Kawałek z przodu i po lewej łapał słaby odczyt termiczny odsłoniętego od jego strony Szafy, pewnie gdzieś w jego okolicy był też Sokole Oko, ale Marcin już dawno zrezygnował z prób zlokalizowania kaprala.

Po prawej, ale poza zasięgiem wzroku, znajdowały się pozycje trzeciej drużyny, a gdzieś daleko z przodu linia rozrzuconych ponad półtorej godziny temu oczek. Sensory na razie milczały, ale jeśli wierzyć odprawie, pojawienie się Amerykanów było kwestią czasu.

Na razie jednak jedynymi przybyszami był drugi i trzeci rzut kompanii Cartwright, choć garstka żołnierzy była rozstawiona tak szeroko, że na wsparcie ogniowe z ich pozycji nie było co liczyć.

– Wierzba! Marcin! – Doszedł go sceniczny szept Kici.

Przewrócił się na bok, żeby móc spojrzeć za siebie. Medyk była ledwie kilka metrów od

niego. Przesunęła gogle na hełm i pomachała mu.

– Co jest? – szepnął donośnie, dbając, aby nie wychwycił go mikrofon. – Co tu robisz?

Masz siedzieć na tyłach.

– Zawsze dam radę wrócić. – Kicia podczołgała się kawałek, zrównując się

z Wierzbowskim. Potarła oczy rękawicą, zostawiając na twarzy brudne smugi. – Nie mam osłony.

– Masz całą drużynę przed sobą. – Polak wyszczerzył się do dziewczyny. Świetnie

rozumiał, co tu robiła. Może takie maszyny jak Szafa, Weiss czy Thorne doskonale czuli się w tej okolicy, sycąc swój instynkt drapieżnika. Normalni ludzie potrzebowali towarzystwa. – Zanim dotrą do ciebie, będą musieli wykończyć nas wszystkich po kolei. Ze mną pójdzie im łatwo, ale Szafa jest nieśmiertelny.

– Taa. – Medyk odpowiedziała uśmiechem. – Co czyni mnie nieprzydatną, więc mogę się

szwendać.

– Inni są śmiertelni. Widzisz...

Przerwał mu narastający szum silników. Zamarł w pół słowa. Ułamek sekundy później

ożyła łączność.

– Kowboj, słyszę silniki, czy jest szansa, że to ktoś z naszych?

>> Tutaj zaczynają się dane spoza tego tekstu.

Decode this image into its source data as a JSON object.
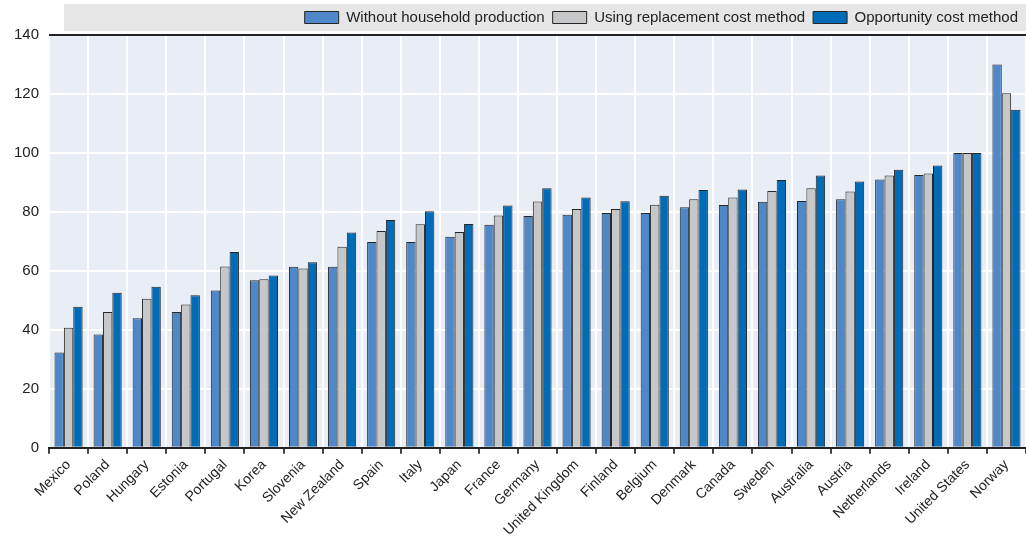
{
  "chart_data": {
    "type": "bar",
    "categories": [
      "Mexico",
      "Poland",
      "Hungary",
      "Estonia",
      "Portugal",
      "Korea",
      "Slovenia",
      "New Zealand",
      "Spain",
      "Italy",
      "Japan",
      "France",
      "Germany",
      "United Kingdom",
      "Finland",
      "Belgium",
      "Denmark",
      "Canada",
      "Sweden",
      "Australia",
      "Austria",
      "Netherlands",
      "Ireland",
      "United States",
      "Norway"
    ],
    "series": [
      {
        "name": "Without household production",
        "color": "#4f88c8",
        "values": [
          32.3,
          38.4,
          43.9,
          46,
          53.3,
          56.8,
          61.4,
          61.4,
          69.8,
          69.8,
          71.6,
          75.6,
          78.6,
          79,
          79.6,
          79.6,
          81.6,
          82.3,
          83.4,
          83.7,
          84.3,
          91,
          92.5,
          100,
          130
        ]
      },
      {
        "name": "Using replacement cost method",
        "color": "#c6c7c9",
        "values": [
          40.7,
          46,
          50.5,
          48.6,
          61.5,
          57.1,
          60.8,
          68.2,
          73.5,
          75.8,
          73.2,
          78.8,
          83.5,
          81,
          81,
          82.4,
          84.3,
          84.9,
          87.1,
          88,
          86.9,
          92.3,
          93,
          100,
          120.2
        ]
      },
      {
        "name": "Opportunity cost method",
        "color": "#006bb6",
        "values": [
          47.8,
          52.6,
          54.6,
          51.7,
          66.4,
          58.4,
          62.9,
          73,
          77.2,
          80.2,
          75.9,
          82.2,
          88,
          84.9,
          83.6,
          85.5,
          87.4,
          87.6,
          90.8,
          92.3,
          90.3,
          94.3,
          95.7,
          100,
          114.6
        ]
      }
    ],
    "ylim": [
      0,
      140
    ],
    "yticks": [
      0,
      20,
      40,
      60,
      80,
      100,
      120,
      140
    ],
    "grid": true,
    "legend": "top"
  }
}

– Sokole Oko, kontakt od południa, jedna, poprawka dwie maszyny, najpewniej mohikanie

– potwierdził kapral. Wierzbowski wsłuchał się w daleki odgłos, starając się wyłapać szum czterech silników, ale bezskutecznie.

– Thorne, widzę mohikanina, sto metrów na południe od mojej pozycji, zbliża się.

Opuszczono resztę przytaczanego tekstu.